In iOS you can fine-tune the balance of convenience and privacy. If you prefer to keep some notification previews on your lock screen and hide only those that contain sensitive information, you can choose another approach and set up this option individually for each app:

  1. Again, open Settings;
  2. Go to Notifications;
  3. Tap on the app in question, for example, Messages;
  4. Scroll down to the option for showing previews and select either When Unlocked or Never.

Disabling lock-screen notifications on Android

Android settings can vary a bit depending on version and device — and there’s quite a number of them. With that said, it’s impossible to make an ultimate guide, so poke around a bit if necessary.

  1. Open Settings;
  2. Go to Apps & Notifications, then Notifications;
  3. Choose On the lock screen;
  4. Choose either Don’t show notifications or Show notifications but hide sensitive content.

Most Android versions don’t allow you to set up lock-screen notifications individually for each app; however, in Samsung’s version of the OS you can do it.

Don’t forget to protect your SIM card

Removing notifications from your lock screen is a good start, but our job isn’t done yet. You see, it isn’t a phone that actually receives text messages, but rather a tiny piece of plastic no one thinks about much: a SIM card. It’s incredibly easy to remove a SIM card from one phone, insert it into any other phone, and receive your calls and messages — including messages with 2FA one-time codes.

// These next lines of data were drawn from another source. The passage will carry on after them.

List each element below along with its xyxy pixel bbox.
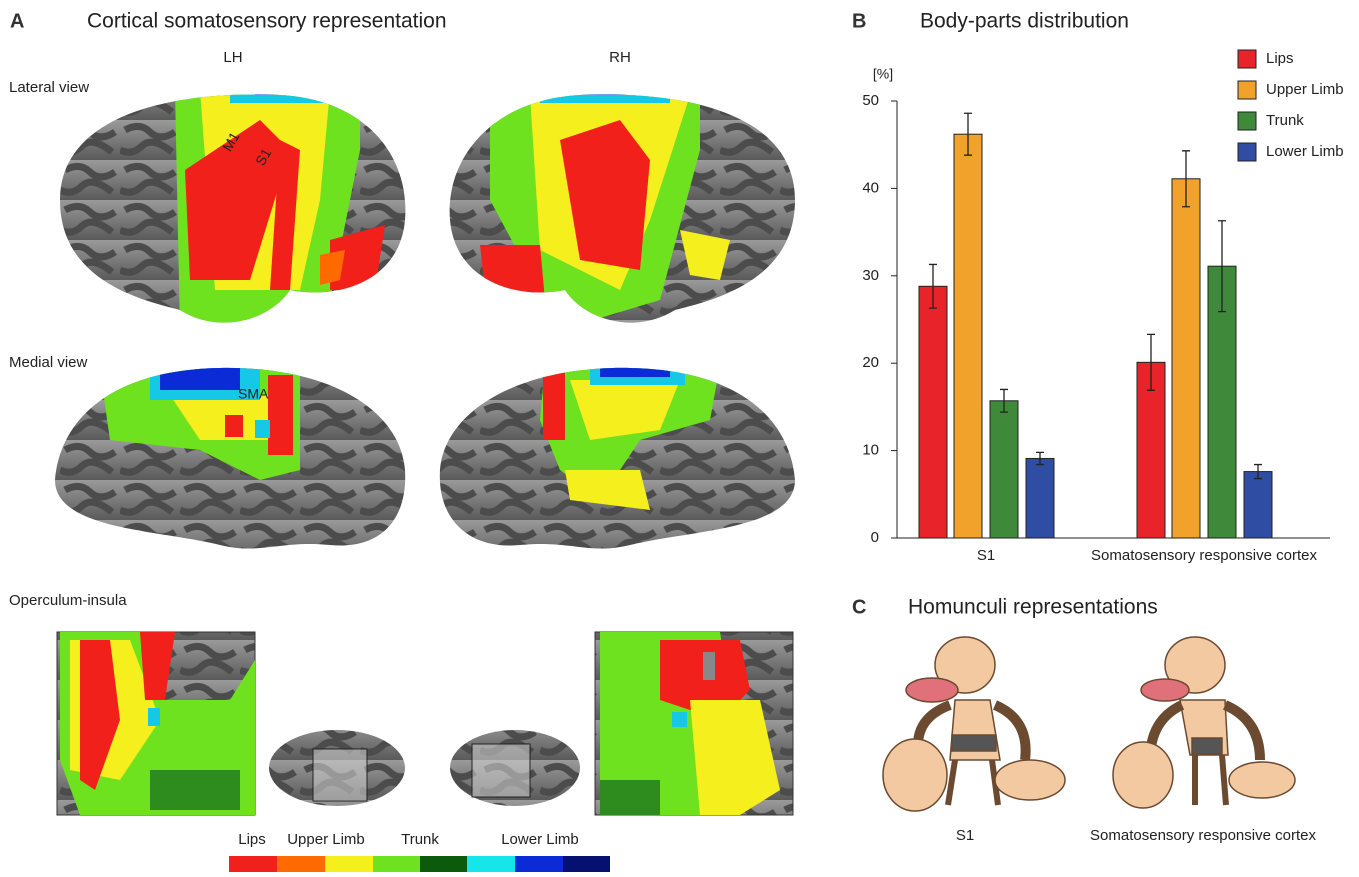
bar <box>990 401 1018 538</box>
bar <box>919 286 947 538</box>
homunculus <box>1113 637 1295 808</box>
y-tick-label: 0 <box>871 529 879 546</box>
operculum-left <box>57 632 255 815</box>
chart-title: Body-parts distribution <box>920 10 1129 33</box>
colorbar-label: Trunk <box>401 831 439 848</box>
bar <box>1026 458 1054 538</box>
brain-medial-left <box>50 360 420 560</box>
bar <box>1172 179 1200 538</box>
x-tick-label: Somatosensory responsive cortex <box>1091 547 1317 564</box>
view-label: Operculum-insula <box>9 592 127 609</box>
brain-lateral-left <box>50 85 420 345</box>
colorbar <box>229 856 610 872</box>
colorbar-label: Upper Limb <box>287 831 365 848</box>
operculum-right <box>595 632 793 815</box>
x-tick-label: S1 <box>977 547 995 564</box>
bar <box>954 134 982 538</box>
y-tick-label: 50 <box>862 92 879 109</box>
y-tick-label: 30 <box>862 267 879 284</box>
region-annotation: SMA <box>238 386 269 402</box>
legend-label: Lips <box>1266 50 1294 67</box>
y-tick-label: 40 <box>862 179 879 196</box>
panel-letter: B <box>852 10 866 32</box>
small-brain <box>269 730 580 806</box>
hemisphere-label: RH <box>609 49 631 66</box>
figure: A Cortical somatosensory representation … <box>0 0 1359 872</box>
brain-medial-right <box>430 355 800 560</box>
colorbar-label: Lower Limb <box>501 831 579 848</box>
homunculus-label: S1 <box>956 827 974 844</box>
view-label: Medial view <box>9 354 88 371</box>
panel-letter: A <box>10 10 24 32</box>
y-axis-label: [%] <box>873 66 893 82</box>
legend-swatch <box>1238 112 1256 130</box>
y-tick-label: 10 <box>862 442 879 459</box>
legend-label: Upper Limb <box>1266 81 1344 98</box>
panel-letter: C <box>852 596 866 618</box>
legend-label: Trunk <box>1266 112 1304 129</box>
legend-label: Lower Limb <box>1266 143 1344 160</box>
legend-swatch <box>1238 143 1256 161</box>
homunculus <box>883 637 1065 811</box>
brain-lateral-right <box>440 85 810 345</box>
bar-chart: 0 10 20 30 40 50 S1 Somatosensory responsive co… <box>862 50 1343 564</box>
legend-swatch <box>1238 81 1256 99</box>
panel-title: Homunculi representations <box>908 596 1158 619</box>
view-label: Lateral view <box>9 79 89 96</box>
y-tick-label: 20 <box>862 354 879 371</box>
colorbar-label: Lips <box>238 831 266 848</box>
hemisphere-label: LH <box>223 49 242 66</box>
legend-swatch <box>1238 50 1256 68</box>
bar <box>1244 472 1272 538</box>
panel-title: Cortical somatosensory representation <box>87 10 447 33</box>
homunculus-label: Somatosensory responsive cortex <box>1090 827 1316 844</box>
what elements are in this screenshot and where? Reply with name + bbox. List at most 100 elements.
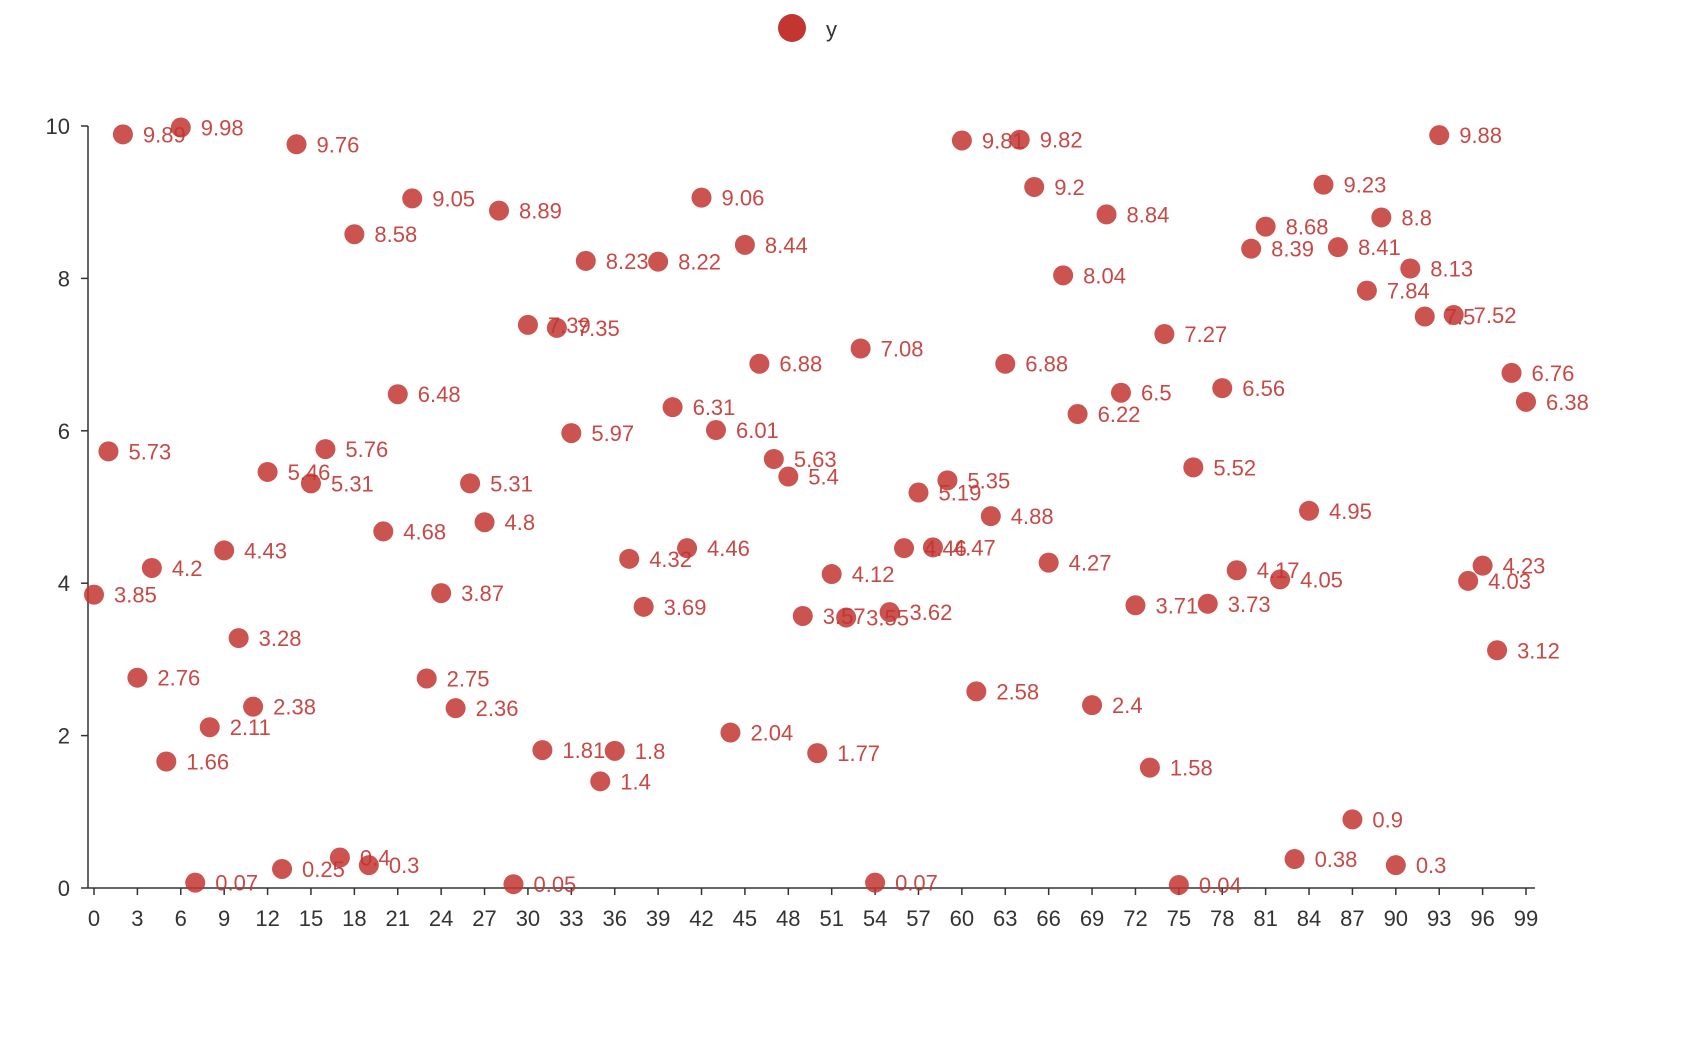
data-point[interactable] bbox=[243, 696, 264, 717]
data-point[interactable] bbox=[373, 521, 394, 542]
data-point[interactable] bbox=[966, 681, 987, 702]
data-point[interactable] bbox=[272, 858, 293, 879]
data-point[interactable] bbox=[199, 717, 220, 738]
data-point[interactable] bbox=[749, 353, 770, 374]
data-point[interactable] bbox=[792, 605, 813, 626]
data-point[interactable] bbox=[460, 473, 481, 494]
data-point[interactable] bbox=[1038, 552, 1059, 573]
data-point[interactable] bbox=[1168, 874, 1189, 895]
data-point[interactable] bbox=[894, 538, 915, 559]
data-point[interactable] bbox=[691, 187, 712, 208]
data-point[interactable] bbox=[84, 584, 104, 605]
data-point[interactable] bbox=[604, 740, 625, 761]
data-point[interactable] bbox=[1501, 362, 1522, 383]
data-point[interactable] bbox=[1212, 378, 1233, 399]
data-point[interactable] bbox=[1009, 129, 1030, 150]
data-point[interactable] bbox=[1082, 695, 1103, 716]
data-point[interactable] bbox=[720, 722, 741, 743]
legend[interactable]: y bbox=[778, 14, 837, 42]
data-point[interactable] bbox=[763, 448, 784, 469]
data-point[interactable] bbox=[1183, 457, 1204, 478]
data-point[interactable] bbox=[1067, 404, 1088, 425]
data-point[interactable] bbox=[1197, 593, 1218, 614]
data-point[interactable] bbox=[648, 251, 669, 272]
data-point[interactable] bbox=[98, 441, 119, 462]
data-point[interactable] bbox=[1270, 569, 1291, 590]
data-point[interactable] bbox=[1154, 324, 1175, 345]
data-point[interactable] bbox=[734, 234, 755, 255]
data-point[interactable] bbox=[517, 314, 538, 335]
data-point[interactable] bbox=[445, 698, 466, 719]
data-point[interactable] bbox=[1139, 757, 1160, 778]
data-point[interactable] bbox=[807, 743, 828, 764]
data-point[interactable] bbox=[879, 602, 900, 623]
data-point[interactable] bbox=[908, 482, 929, 503]
data-point[interactable] bbox=[1516, 391, 1536, 412]
data-point[interactable] bbox=[1299, 500, 1320, 521]
data-point[interactable] bbox=[937, 470, 958, 491]
data-point[interactable] bbox=[836, 607, 857, 628]
data-point[interactable] bbox=[1429, 125, 1450, 146]
data-point[interactable] bbox=[1472, 555, 1493, 576]
data-point[interactable] bbox=[402, 188, 423, 209]
data-point[interactable] bbox=[1313, 174, 1334, 195]
data-point[interactable] bbox=[1284, 849, 1305, 870]
data-point[interactable] bbox=[1241, 238, 1262, 259]
data-point[interactable] bbox=[980, 506, 1001, 527]
data-point[interactable] bbox=[358, 855, 379, 876]
data-point[interactable] bbox=[416, 668, 437, 689]
data-point[interactable] bbox=[1342, 809, 1363, 830]
data-point[interactable] bbox=[387, 384, 408, 405]
data-point[interactable] bbox=[1327, 237, 1348, 258]
data-point[interactable] bbox=[821, 564, 842, 585]
data-point[interactable] bbox=[170, 117, 191, 138]
data-point[interactable] bbox=[1385, 855, 1406, 876]
data-point[interactable] bbox=[850, 338, 871, 359]
data-point[interactable] bbox=[286, 134, 307, 155]
data-point[interactable] bbox=[1110, 382, 1131, 403]
data-point[interactable] bbox=[546, 317, 567, 338]
data-point[interactable] bbox=[1400, 258, 1421, 279]
data-point[interactable] bbox=[865, 872, 886, 893]
data-point[interactable] bbox=[532, 740, 553, 761]
data-point[interactable] bbox=[922, 537, 943, 558]
data-point[interactable] bbox=[300, 473, 321, 494]
data-point[interactable] bbox=[474, 512, 495, 533]
data-point[interactable] bbox=[1356, 280, 1377, 301]
data-point[interactable] bbox=[677, 538, 698, 559]
data-point[interactable] bbox=[561, 423, 582, 444]
data-point[interactable] bbox=[431, 583, 452, 604]
data-point[interactable] bbox=[112, 124, 133, 145]
data-point[interactable] bbox=[1487, 640, 1508, 661]
data-point[interactable] bbox=[214, 540, 235, 561]
data-point[interactable] bbox=[228, 628, 249, 649]
data-point[interactable] bbox=[503, 874, 524, 895]
data-point[interactable] bbox=[995, 353, 1016, 374]
data-point[interactable] bbox=[1458, 570, 1479, 591]
data-point[interactable] bbox=[185, 872, 206, 893]
data-point[interactable] bbox=[590, 771, 611, 792]
data-point[interactable] bbox=[1226, 560, 1247, 581]
data-point[interactable] bbox=[705, 420, 726, 441]
data-point[interactable] bbox=[619, 548, 640, 569]
data-point[interactable] bbox=[1125, 595, 1146, 616]
data-point[interactable] bbox=[1053, 265, 1074, 286]
data-point[interactable] bbox=[1024, 176, 1045, 197]
data-point[interactable] bbox=[1096, 204, 1117, 225]
data-point[interactable] bbox=[575, 250, 596, 271]
data-point[interactable] bbox=[156, 751, 177, 772]
data-point[interactable] bbox=[662, 397, 683, 418]
data-point[interactable] bbox=[1414, 306, 1435, 327]
data-point[interactable] bbox=[344, 224, 365, 245]
data-point[interactable] bbox=[633, 596, 654, 617]
data-point[interactable] bbox=[1443, 304, 1464, 325]
data-point[interactable] bbox=[127, 667, 148, 688]
data-point[interactable] bbox=[951, 130, 972, 151]
data-point[interactable] bbox=[315, 439, 336, 460]
data-point[interactable] bbox=[778, 466, 799, 487]
data-point[interactable] bbox=[489, 200, 510, 221]
data-point[interactable] bbox=[257, 461, 278, 482]
data-point[interactable] bbox=[1371, 207, 1392, 228]
data-point[interactable] bbox=[329, 847, 350, 868]
data-point[interactable] bbox=[1255, 216, 1276, 237]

It’s pretty easy to protect yourself from that kind of information theft — just set up a PIN code request for your SIM card. Here’s how to do it on an iPhone:

  1. Open Settings;
  2. After a fair bit of scrolling, tap on Phone;
  3. Go to SIM PIN;
  4. Switch SIM PIN on;
  5. Enter your current PIN. If you never set one, use the default code set by the operator — you can find it in your SIM starter kit;
  6. Tap on Change PIN to use custom code instead of the default one;
  7. Enter your current PIN;
  8. After that enter your new PIN code, and enter it once again for confirmation.

For Android (again, it may be slightly different in your phone):

  1. Go to Settings, then Security & Location;
  2. Choose SIM card lock and Lock SIM card;
  3. When prompted, enter the SIM PIN. If you didn’t set one up, find the default SIM PIN in the documentation from your SIM card;
  4. Choose Change SIM PIN;
  5. Enter the old PIN;
  6. Enter a new PIN (and again, for confirmation).

Now every time your phone is restarted or the SIM card is inserted in another phone, you’ll need to enter the PIN code, or else it won’t start. You’re set — at least as far as two-factor authentication codes go.